Dans la ville, on peut admirer une série de palais et de maisons splendides de style typiquement siennois. Sur les toits les maçons sont à l’œuvre, un tailleur vu de dos cousant, plus loin l’atelier d’un orfèvre, un marchand consultant un livre de comptes, des gentilshommes à cheval. L’on y travaille, mais l’on s’y réjouit aussi. En effet nous voyons à gauche un cortège de noces et le chœur de neuf jeunes filles dansant une ronde (comme une autre claire allusion au gouvernement des Neuf) tandis que la dixième joue du tambourin, c’est une façon de souligner, l’harmonie et la concorde qui règnent dans la ville. La ville de Sienne, apparaît joyeuse et baignée de lumière.
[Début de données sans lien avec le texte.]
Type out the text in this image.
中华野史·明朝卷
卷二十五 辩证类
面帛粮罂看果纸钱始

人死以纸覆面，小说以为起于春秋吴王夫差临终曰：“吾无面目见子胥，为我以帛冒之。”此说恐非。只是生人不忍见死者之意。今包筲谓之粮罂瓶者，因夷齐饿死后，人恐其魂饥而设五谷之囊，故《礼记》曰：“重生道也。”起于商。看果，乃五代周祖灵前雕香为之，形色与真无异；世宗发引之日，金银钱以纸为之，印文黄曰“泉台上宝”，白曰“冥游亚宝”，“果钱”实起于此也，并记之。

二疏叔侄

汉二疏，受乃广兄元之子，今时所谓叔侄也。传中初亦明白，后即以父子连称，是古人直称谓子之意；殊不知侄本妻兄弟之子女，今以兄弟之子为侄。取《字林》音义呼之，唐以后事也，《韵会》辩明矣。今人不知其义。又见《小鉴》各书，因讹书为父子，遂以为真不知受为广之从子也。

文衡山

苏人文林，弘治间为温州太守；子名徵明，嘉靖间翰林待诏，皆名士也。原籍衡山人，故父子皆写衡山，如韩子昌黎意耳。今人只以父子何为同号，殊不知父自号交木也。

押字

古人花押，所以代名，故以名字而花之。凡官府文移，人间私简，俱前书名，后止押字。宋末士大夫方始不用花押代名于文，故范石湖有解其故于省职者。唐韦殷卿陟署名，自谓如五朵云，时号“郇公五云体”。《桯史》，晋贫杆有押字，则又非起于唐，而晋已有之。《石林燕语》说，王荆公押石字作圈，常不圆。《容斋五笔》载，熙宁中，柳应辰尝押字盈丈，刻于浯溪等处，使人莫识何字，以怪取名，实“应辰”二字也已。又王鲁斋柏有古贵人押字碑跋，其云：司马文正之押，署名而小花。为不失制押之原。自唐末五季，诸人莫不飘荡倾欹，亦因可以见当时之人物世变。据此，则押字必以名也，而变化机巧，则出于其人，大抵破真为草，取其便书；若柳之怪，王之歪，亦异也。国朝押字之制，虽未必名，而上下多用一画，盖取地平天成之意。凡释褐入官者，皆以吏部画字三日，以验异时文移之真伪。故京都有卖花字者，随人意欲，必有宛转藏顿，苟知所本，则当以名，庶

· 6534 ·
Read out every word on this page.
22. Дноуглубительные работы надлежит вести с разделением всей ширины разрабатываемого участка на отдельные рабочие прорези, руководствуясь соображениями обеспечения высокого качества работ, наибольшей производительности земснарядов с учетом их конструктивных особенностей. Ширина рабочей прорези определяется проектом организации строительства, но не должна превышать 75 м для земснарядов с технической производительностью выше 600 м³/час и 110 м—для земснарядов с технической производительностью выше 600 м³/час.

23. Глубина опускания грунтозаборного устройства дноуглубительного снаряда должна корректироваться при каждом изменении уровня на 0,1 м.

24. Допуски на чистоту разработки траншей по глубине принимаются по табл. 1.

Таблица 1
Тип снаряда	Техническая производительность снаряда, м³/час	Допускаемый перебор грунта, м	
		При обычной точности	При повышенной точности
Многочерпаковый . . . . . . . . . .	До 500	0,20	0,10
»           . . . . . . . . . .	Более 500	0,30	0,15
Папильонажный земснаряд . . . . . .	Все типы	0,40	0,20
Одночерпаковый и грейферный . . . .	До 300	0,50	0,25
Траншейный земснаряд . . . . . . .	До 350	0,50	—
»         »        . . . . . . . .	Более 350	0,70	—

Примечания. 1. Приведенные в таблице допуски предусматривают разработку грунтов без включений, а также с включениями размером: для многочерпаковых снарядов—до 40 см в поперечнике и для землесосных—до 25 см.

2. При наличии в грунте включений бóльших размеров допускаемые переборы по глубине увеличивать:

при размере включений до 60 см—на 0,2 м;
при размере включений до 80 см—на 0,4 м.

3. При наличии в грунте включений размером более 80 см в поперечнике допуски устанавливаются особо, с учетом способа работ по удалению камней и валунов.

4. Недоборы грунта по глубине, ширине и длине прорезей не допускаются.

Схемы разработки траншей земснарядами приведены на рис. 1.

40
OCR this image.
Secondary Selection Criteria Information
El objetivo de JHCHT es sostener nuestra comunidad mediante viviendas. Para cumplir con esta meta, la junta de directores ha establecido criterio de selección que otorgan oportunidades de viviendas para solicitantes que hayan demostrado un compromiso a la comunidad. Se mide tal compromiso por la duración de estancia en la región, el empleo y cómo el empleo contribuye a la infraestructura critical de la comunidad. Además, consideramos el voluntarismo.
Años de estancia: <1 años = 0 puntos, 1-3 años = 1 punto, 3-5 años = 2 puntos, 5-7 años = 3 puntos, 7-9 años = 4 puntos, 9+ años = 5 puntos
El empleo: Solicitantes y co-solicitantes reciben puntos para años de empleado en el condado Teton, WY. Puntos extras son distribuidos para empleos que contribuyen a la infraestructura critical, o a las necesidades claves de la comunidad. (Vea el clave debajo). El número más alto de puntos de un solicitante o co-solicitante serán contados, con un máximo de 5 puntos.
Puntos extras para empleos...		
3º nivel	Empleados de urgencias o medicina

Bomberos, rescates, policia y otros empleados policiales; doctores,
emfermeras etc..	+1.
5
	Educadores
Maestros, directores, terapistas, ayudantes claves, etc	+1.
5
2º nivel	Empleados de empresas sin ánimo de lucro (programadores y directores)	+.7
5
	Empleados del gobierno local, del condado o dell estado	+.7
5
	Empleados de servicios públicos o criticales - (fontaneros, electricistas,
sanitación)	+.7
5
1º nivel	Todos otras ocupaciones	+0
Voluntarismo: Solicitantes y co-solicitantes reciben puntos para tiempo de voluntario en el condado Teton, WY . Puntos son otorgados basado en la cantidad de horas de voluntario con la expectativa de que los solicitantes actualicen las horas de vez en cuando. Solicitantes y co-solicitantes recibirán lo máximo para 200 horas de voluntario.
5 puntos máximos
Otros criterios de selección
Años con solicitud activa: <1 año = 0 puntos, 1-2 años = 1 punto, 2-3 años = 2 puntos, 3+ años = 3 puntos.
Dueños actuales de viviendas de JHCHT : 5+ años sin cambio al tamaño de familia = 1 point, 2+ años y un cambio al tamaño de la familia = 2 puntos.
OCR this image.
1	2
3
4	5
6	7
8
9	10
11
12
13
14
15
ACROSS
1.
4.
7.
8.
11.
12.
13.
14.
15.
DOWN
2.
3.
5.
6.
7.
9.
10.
Lorenzetti accorde une grande importance à la campagne et aux travaux des champs, aux routes qui sillonnent les champs et collines, avec le va-et-vient incessant des hommes et des animaux. Une joyeuse compagnie à cheval part en route pour la chasse, s’arrêtant un instant auprès d’un pauvre aveugle qui demande la charité. Cet extraordinaire cycle de fresques d’inspiration politico-morale, d’un exceptionnel intérêt artistique, iconographique et documentaire, témoignent d’un profond sentiment d’humanité et d’une vision claire des différents aspects de la vie et de la société de l’époque.
Le travail des champs, le commerce, les fêtes, les danses, une chasse, une cavalcade. Le long des routes de la ville, puis hors des murs, dans les champs, jusqu’au vaste arrière-plan, la fantaisie de l’artiste peint des vues plus lointaines et unifie la scène par une réalisation spatiale savamment nuancée et détaillée. Ce n’est nullement la conception de l’espace de Giotto qui se fait sentir ici, mais bien plutôt la vision imaginaire que Duccio avait réalisée dans les épisodes de la Maesta. C’est la grande et mélodieuse poésie de l’infini, caractéristique de l’art siennois, nettement différente de la vision spatiale des Florentins et de Giotto en particulier. Après Pietro et Ambrogio Lorenzetti, que peut-être moururent de la peste, la même année que Andrea Pisano, en 1348. Il faudra attendre Masaccio pour retrouver une œuvre d’une telle envergure.